Perfect amount of complexity, please do not make your longer videos like this more simple, im not involved in any form of computer science but ive kept up with ai since tensor flow was brand new and i understood almost everything first try
Whenever a new architecture takes over, the tech companies heavily invested into developing hardware specifically optimized for the transformer architecture are gonna be sad.
Dude no kidding, I came up with something similar a month ago. In concept. I'm afraid I have a limited num of insights in my life time. And without timento persue them I will never make any diference in the world. 😢. But hey that also proves, to me at least, that my math intuition is on point. 😅
If you thought of it other people thought of it or will, so don’t worry about not being the one who gets credit, what matters is that the idea is in the memosphere
Well, some year ago or so I had thoughts about going into ML, but you have lost me on this one. 👍 I guess it's only gonna get more complicated from now on.
Nowadays its easier to learn ML than ever. You should start with something simple enough that you understand around 80% and only actually doing 20% as smth new. There are lots of free shared classes like MIT, Stanford etc.. lots of tutorials, examples, code documentation.
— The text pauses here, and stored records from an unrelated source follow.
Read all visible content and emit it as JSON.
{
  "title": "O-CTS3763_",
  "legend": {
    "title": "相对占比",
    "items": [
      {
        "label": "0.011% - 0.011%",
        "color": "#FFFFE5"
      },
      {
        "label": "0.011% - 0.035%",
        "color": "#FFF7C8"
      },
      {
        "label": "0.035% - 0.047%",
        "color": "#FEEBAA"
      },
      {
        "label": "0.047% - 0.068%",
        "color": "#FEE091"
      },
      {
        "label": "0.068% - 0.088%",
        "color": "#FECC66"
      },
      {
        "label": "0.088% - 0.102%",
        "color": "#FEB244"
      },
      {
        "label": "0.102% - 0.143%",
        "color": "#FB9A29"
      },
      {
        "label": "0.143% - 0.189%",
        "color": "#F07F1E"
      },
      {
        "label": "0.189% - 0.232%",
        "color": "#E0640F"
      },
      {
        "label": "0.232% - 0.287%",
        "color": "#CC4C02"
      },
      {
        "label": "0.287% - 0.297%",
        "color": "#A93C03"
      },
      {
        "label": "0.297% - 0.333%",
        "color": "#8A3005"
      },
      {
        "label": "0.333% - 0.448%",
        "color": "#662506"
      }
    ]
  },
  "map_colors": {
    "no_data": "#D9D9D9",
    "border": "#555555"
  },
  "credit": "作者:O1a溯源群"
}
First get a general yet simple view bout NN, then chose what you'd like to specialize: image recognition, text or smth else
Imagine giving money to a service for a sense of security because it is now the status quo to let every substential company out there infringe on your privacy rights. Just a thought. What parallel universe is this?
A single brain neuron needs something like 5 layers or so to encode its behavior. So this kinda maps each node now to somethibg like a neuron. I know biological features map poorly to neural nets but neurons in the brain change how and when they fire as the brain learns.
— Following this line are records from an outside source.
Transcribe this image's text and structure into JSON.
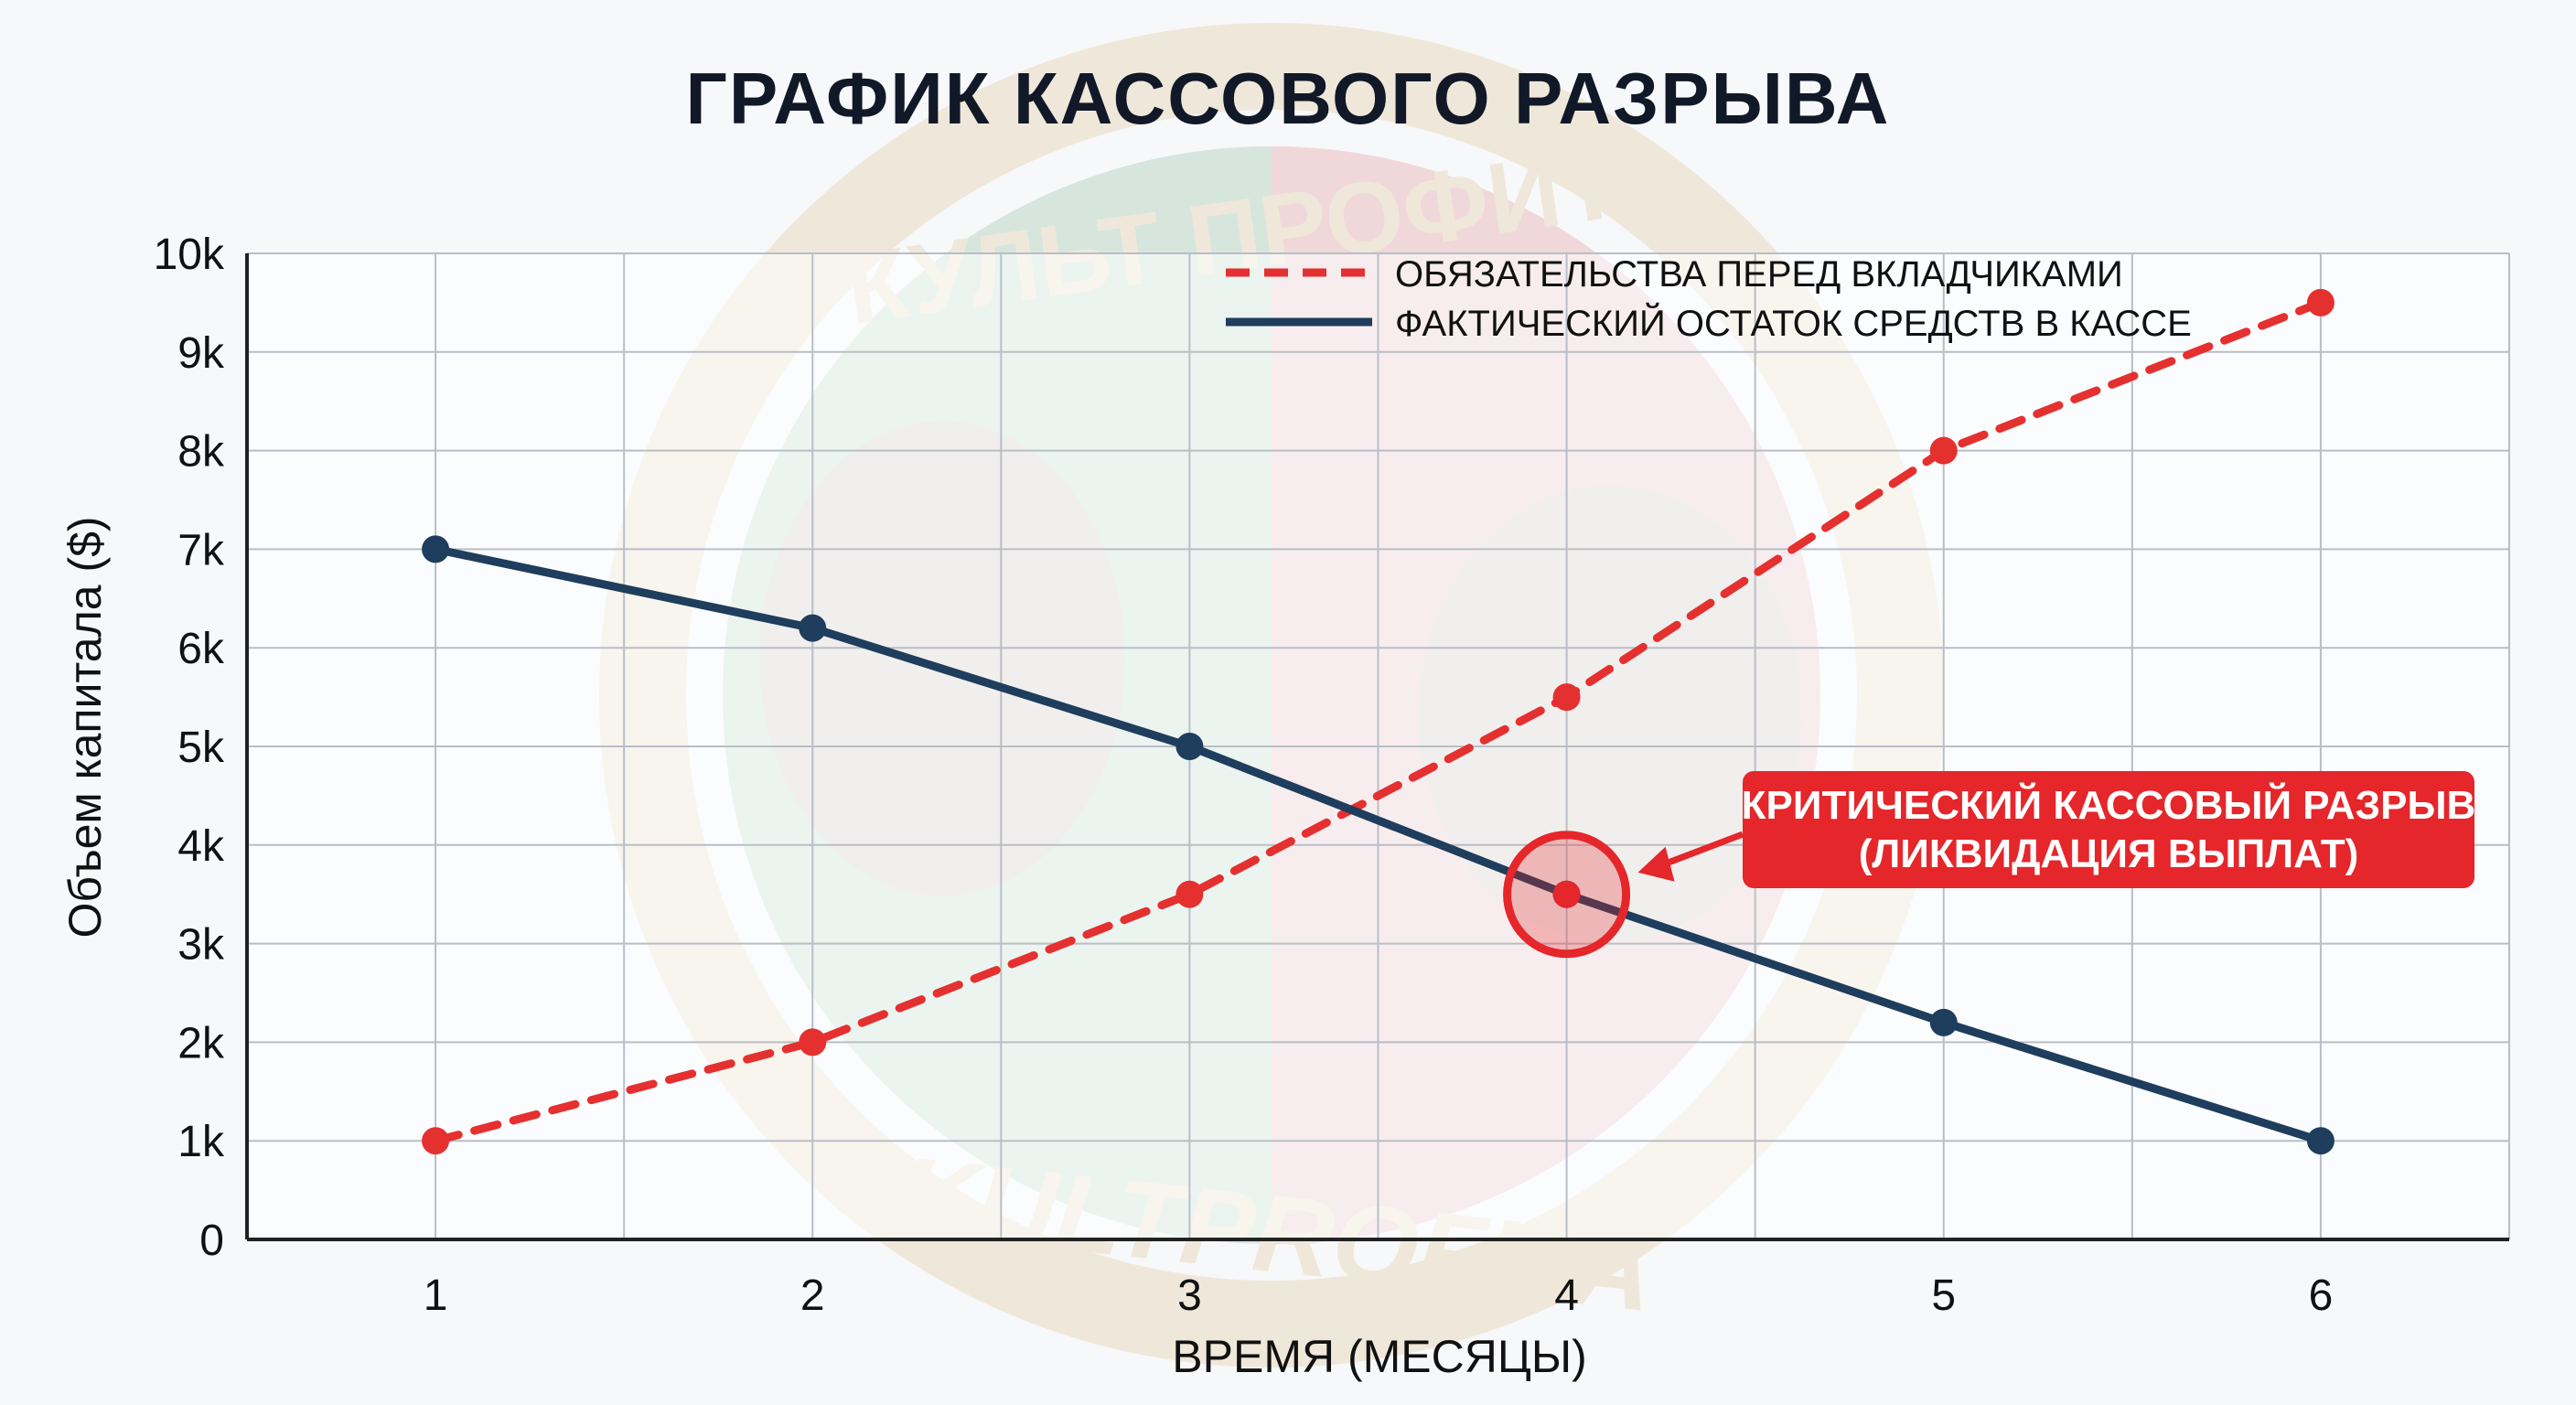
{
  "chart_data": {
    "type": "line",
    "title": "ГРАФИК КАССОВОГО РАЗРЫВА",
    "xlabel": "ВРЕМЯ (МЕСЯЦЫ)",
    "ylabel": "Объем капитала ($)",
    "x": [
      1,
      2,
      3,
      4,
      5,
      6
    ],
    "xlim": [
      0.5,
      6.5
    ],
    "ylim": [
      0,
      10000
    ],
    "y_ticks": [
      0,
      1000,
      2000,
      3000,
      4000,
      5000,
      6000,
      7000,
      8000,
      9000,
      10000
    ],
    "y_tick_labels": [
      "0",
      "1k",
      "2k",
      "3k",
      "4k",
      "5k",
      "6k",
      "7k",
      "8k",
      "9k",
      "10k"
    ],
    "x_tick_labels": [
      "1",
      "2",
      "3",
      "4",
      "5",
      "6"
    ],
    "grid": true,
    "legend_position": "top-right",
    "series": [
      {
        "name": "ОБЯЗАТЕЛЬСТВА ПЕРЕД ВКЛАДЧИКАМИ",
        "values": [
          1000,
          2000,
          3500,
          5500,
          8000,
          9500
        ],
        "color": "#e53030",
        "style": "dashed"
      },
      {
        "name": "ФАКТИЧЕСКИЙ ОСТАТОК СРЕДСТВ В КАССЕ",
        "values": [
          7000,
          6200,
          5000,
          3500,
          2200,
          1000
        ],
        "color": "#1f3d5c",
        "style": "solid"
      }
    ],
    "annotation": {
      "lines": [
        "КРИТИЧЕСКИЙ КАССОВЫЙ РАЗРЫВ",
        "(ЛИКВИДАЦИЯ ВЫПЛАТ)"
      ],
      "x": 4,
      "y": 3500,
      "color": "#e5262a"
    }
  },
  "watermark": {
    "top_text": "КУЛЬТ ПРОФИТА",
    "bottom_text": "KULTPROFITA"
  }
}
@@bycloudAI btw this was posted on r/singularity where there are more normies - obv u need normies if you want growth though, but any technical video is automatically going to have a very niche audience understandably so, so you probably dont mind that aswell. i mean i watch ur stuff and most of it goes over my head but interesting regardless, but just letting u know the feedback here is kind of skewed.
@@kingki1953 Actually dark internet is really lame right now. You can spot these comments from a mile away Your videos are always so informative and interesting! Thank you for that! Thank you for your work! Your videos are always top notch! Always a pleasure to watch your videos! I will be looking forward to new episodes!
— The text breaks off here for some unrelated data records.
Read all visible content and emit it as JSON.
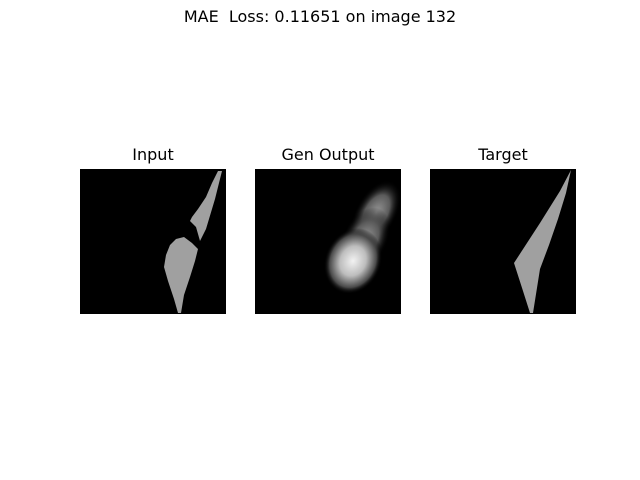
{
  "figure": {
    "suptitle": "MAE  Loss: 0.11651 on image 132",
    "panels": [
      {
        "title": "Input"
      },
      {
        "title": "Gen Output"
      },
      {
        "title": "Target"
      }
    ],
    "colors": {
      "background": "#000000",
      "shape_fill": "#a0a0a0",
      "glow_center": "#f0f0f0"
    }
  }
}
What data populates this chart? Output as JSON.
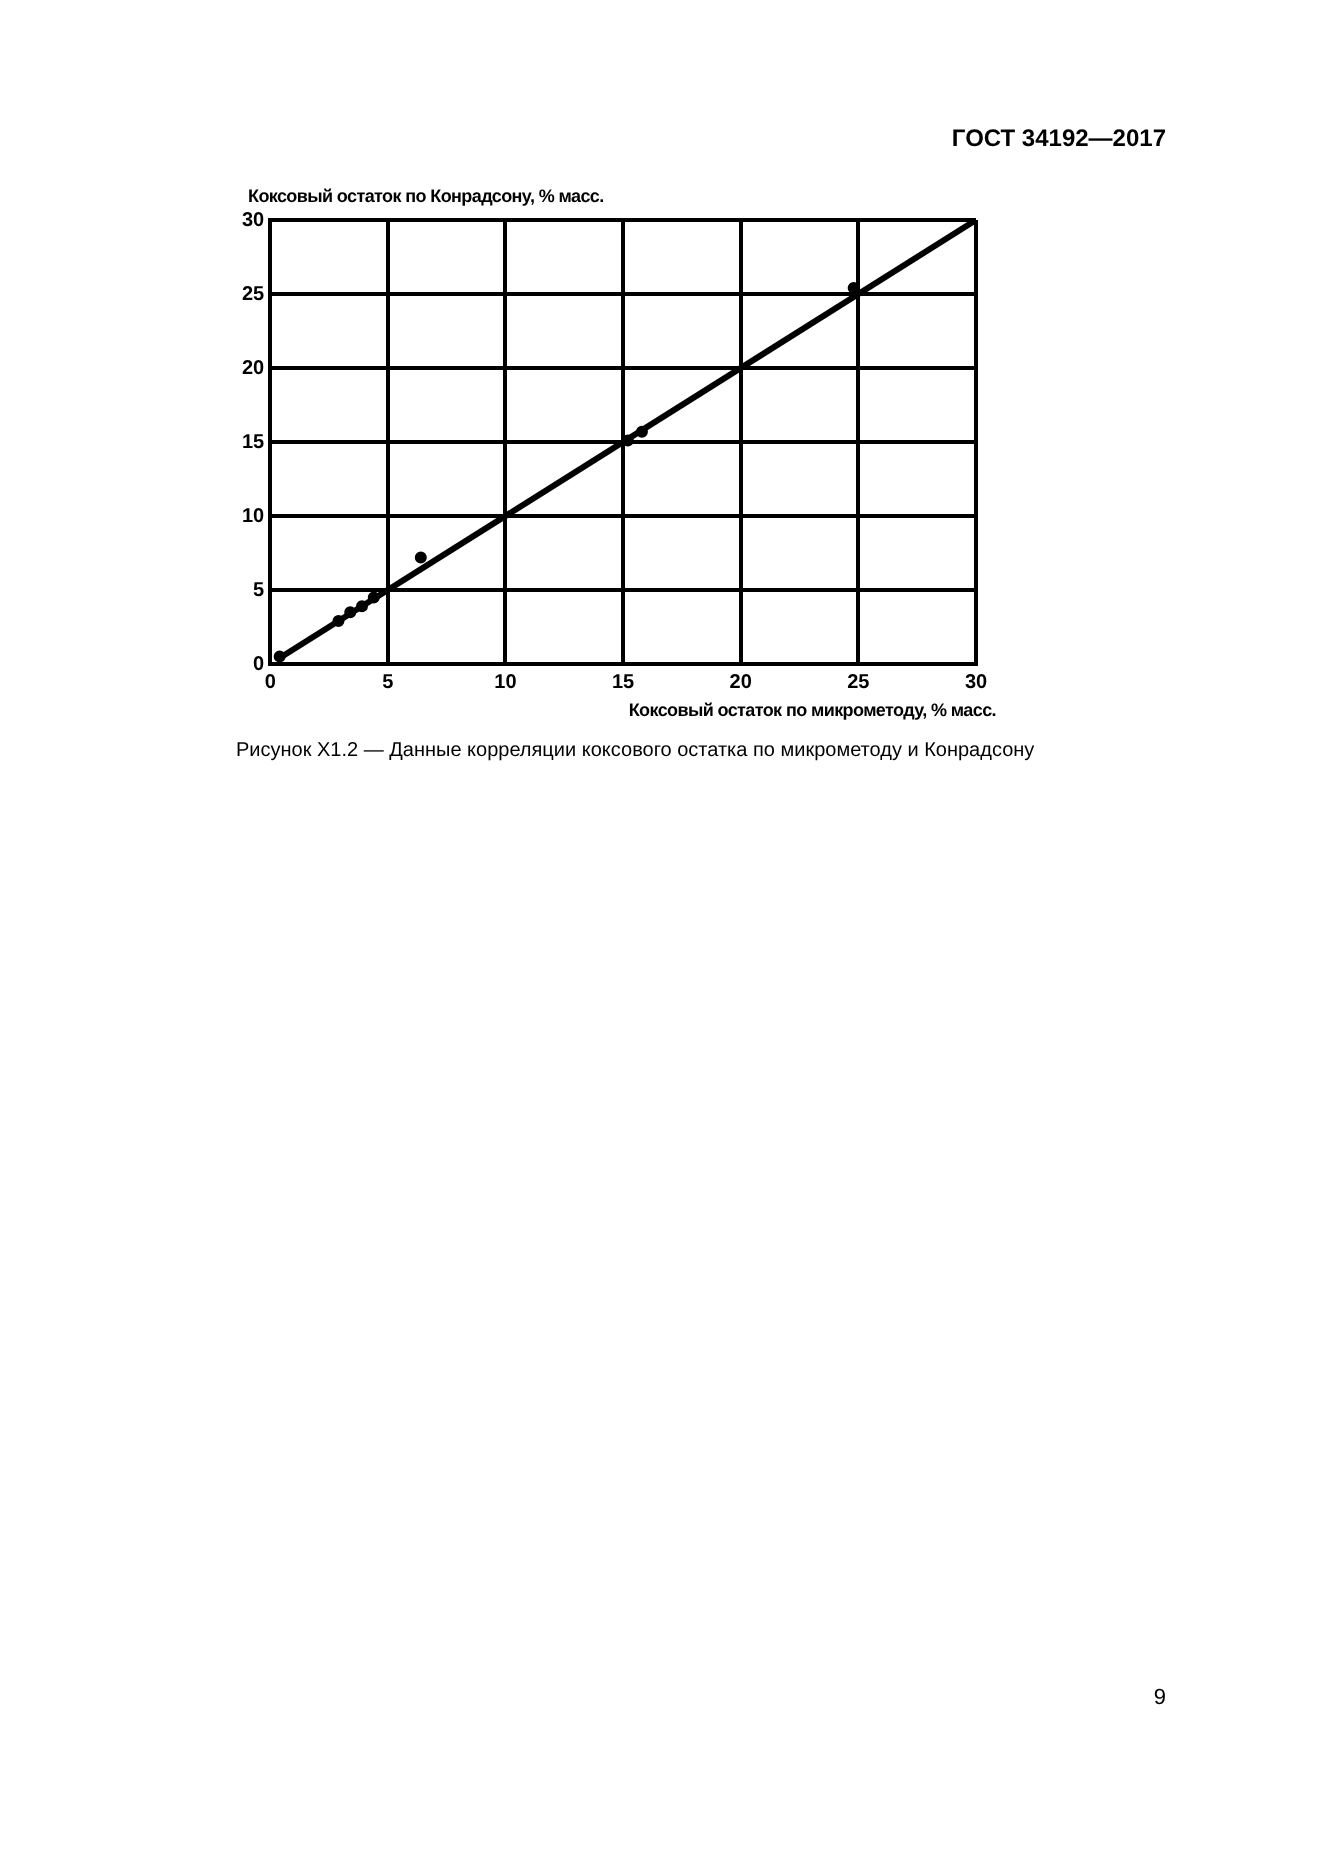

guys I'm in high school and I'm trying to choose a career path. my no.1 choice considering the things I like and that I'm good at is becoming an AI reaearcher, can anyone in the academic world tell me if it would be a fun job or not?
It definitely is. But the field is getting increasingly complex, fast-paced, and hyper-competitive. I'd recommend studying computer science and mathematics, since you will not be able to compete in this field without a very strong mathematical background. Except for that, go for it. I'm a researcher in parallel processing and numerical high-performance computing. It is definitely fun and rewarding, but be prepared for a painful journey.
AFAIK, output context windows are not a thing for the models themselves, the model is just called once for every token it has to generate, you can perform that process a million times if you want, however, it's not useful if the LLM outputs text up to a point where its prompt gets out of its context window, so in the early days the "output window" was just set to whatever the model's context window was, nowadays, it's probably capped for economic reasons, LLMs get more expensive the longer the input is, so by limiting the output window, they force you to pay for tokens several times, once as the model's output, and subsequent times as input to the next outputs
The quadratic complexity is not the main problem of current LLMs. It's that they are dog sh*t at reasoning (and tasks that depend on it) and a better scaling with context length won't solve that.